His stubby ones are barely visible below callused fingertips.
I realize learning guitar isn’t going to be easy. Or pretty. Goodbye feminine nails I worked so hard to grow out.
Like trying anything new, I weigh the costs and ask how badly I want this.
“Practice half an hour each day, and you’ll have calluses built up by next week’s lesson.”
Yeah, I’ll get on that right away.
“And retrain the muscle memory in your fourth finger. It wants to go straight but it needs to bend so the chord sounds cleaner.”
I look at the troublesome finger playing D major, stuck straight as a pencil with no sign of arcing. Old and set in my ways, I doubt how much practice will help. My fingers resort to their former positions like good students.
“Save your money and teach yourself,” my brother had said. I had tried that, but teaching myself isn’t helpful when I’m teaching wrong.

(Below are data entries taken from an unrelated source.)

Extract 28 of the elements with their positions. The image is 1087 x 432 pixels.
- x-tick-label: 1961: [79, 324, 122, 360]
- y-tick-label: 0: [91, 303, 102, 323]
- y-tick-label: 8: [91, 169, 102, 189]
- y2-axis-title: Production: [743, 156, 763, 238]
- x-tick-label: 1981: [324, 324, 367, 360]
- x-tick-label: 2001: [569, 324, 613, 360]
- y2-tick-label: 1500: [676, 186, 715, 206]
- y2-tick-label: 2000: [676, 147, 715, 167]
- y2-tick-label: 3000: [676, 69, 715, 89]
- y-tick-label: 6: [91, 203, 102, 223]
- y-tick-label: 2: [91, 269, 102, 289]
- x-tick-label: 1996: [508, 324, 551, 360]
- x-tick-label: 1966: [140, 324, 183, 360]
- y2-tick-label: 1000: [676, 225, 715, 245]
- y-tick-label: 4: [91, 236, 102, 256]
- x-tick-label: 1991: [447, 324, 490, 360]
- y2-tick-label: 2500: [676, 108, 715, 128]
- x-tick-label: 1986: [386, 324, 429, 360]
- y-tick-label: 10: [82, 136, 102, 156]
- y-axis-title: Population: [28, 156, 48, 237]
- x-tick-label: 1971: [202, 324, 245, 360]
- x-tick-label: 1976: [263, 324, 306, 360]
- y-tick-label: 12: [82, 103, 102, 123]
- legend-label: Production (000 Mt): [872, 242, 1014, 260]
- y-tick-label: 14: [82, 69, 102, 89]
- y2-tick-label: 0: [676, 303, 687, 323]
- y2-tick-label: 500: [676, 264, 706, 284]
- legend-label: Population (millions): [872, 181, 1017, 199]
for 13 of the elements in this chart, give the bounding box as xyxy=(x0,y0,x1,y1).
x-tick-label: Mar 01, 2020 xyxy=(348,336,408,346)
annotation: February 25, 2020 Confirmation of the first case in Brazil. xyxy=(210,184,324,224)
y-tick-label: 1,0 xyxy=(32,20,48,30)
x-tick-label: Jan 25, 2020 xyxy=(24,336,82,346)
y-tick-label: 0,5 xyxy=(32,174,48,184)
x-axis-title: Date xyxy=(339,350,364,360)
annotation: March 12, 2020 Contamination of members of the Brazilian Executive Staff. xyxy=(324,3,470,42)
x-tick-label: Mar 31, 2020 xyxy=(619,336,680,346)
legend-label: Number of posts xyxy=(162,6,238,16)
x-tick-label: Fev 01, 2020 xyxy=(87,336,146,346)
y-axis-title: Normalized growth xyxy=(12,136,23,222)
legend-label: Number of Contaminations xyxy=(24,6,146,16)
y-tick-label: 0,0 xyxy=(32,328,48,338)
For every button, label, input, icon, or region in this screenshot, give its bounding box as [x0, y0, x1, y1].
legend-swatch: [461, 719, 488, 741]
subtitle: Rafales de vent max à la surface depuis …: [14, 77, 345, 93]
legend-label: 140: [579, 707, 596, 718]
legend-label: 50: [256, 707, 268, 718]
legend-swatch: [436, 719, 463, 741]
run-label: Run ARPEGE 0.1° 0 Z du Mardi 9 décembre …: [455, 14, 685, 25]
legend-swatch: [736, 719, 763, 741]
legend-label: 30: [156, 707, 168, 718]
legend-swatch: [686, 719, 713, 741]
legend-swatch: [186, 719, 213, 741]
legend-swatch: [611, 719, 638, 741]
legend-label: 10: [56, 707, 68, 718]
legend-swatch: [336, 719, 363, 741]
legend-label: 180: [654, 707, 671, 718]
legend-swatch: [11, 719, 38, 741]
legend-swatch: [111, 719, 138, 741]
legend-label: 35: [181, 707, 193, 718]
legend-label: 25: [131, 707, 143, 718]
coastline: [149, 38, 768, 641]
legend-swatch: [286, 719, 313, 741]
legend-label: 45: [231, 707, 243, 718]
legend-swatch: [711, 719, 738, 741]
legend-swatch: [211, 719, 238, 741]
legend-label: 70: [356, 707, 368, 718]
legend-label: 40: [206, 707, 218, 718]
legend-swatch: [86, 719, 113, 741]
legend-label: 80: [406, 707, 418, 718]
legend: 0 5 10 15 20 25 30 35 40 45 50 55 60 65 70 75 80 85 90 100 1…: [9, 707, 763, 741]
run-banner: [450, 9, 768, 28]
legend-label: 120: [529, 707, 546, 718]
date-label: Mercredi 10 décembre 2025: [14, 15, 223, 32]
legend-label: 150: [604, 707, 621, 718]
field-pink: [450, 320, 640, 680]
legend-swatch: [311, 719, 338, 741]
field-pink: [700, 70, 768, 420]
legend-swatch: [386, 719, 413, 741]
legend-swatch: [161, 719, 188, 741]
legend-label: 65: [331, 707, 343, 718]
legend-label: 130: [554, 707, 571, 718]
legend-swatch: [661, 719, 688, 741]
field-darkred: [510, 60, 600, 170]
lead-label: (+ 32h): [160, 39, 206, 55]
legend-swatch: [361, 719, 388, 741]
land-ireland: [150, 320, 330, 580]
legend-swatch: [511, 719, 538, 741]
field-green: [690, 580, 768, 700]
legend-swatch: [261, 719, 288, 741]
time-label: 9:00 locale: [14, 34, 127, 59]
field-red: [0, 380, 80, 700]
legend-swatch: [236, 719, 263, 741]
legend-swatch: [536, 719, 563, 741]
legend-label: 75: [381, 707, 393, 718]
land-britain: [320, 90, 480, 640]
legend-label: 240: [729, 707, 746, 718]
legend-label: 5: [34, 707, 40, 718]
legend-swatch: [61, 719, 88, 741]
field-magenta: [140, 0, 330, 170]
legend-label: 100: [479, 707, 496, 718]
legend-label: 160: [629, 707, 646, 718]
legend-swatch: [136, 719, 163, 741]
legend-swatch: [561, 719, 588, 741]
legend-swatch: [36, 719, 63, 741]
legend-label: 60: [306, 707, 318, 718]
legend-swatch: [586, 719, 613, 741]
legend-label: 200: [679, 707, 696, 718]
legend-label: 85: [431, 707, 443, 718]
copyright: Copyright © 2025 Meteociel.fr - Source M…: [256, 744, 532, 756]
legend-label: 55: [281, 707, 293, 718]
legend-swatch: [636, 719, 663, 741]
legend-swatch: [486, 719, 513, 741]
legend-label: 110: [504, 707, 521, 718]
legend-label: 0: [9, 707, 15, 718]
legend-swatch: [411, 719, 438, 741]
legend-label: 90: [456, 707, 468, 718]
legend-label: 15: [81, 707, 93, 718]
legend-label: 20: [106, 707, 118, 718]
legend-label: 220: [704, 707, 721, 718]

I didn’t know there was follow-through in guitar like in basketball. I didn’t know to wrap my hands tightly around the neck like gripping a baseball bat. Heck, I didn’t know playing guitar was so much like playing sports, the fingers curved like a body over a high jump bar.
Practice makes better. How badly do I want to be better?
I remember I am finished school, worried my brain’s glory days are over and are now starting a gradual process of decline. I remember a university professor asking, “Which of the arts most powerfully and universally conveys human experience?”
The class was mute. When we finally answered, we said theatre. There are wrong answers in the humanities by the way. The professor said no. Music. Who are you?
Tonight I am taking scissors to my nails.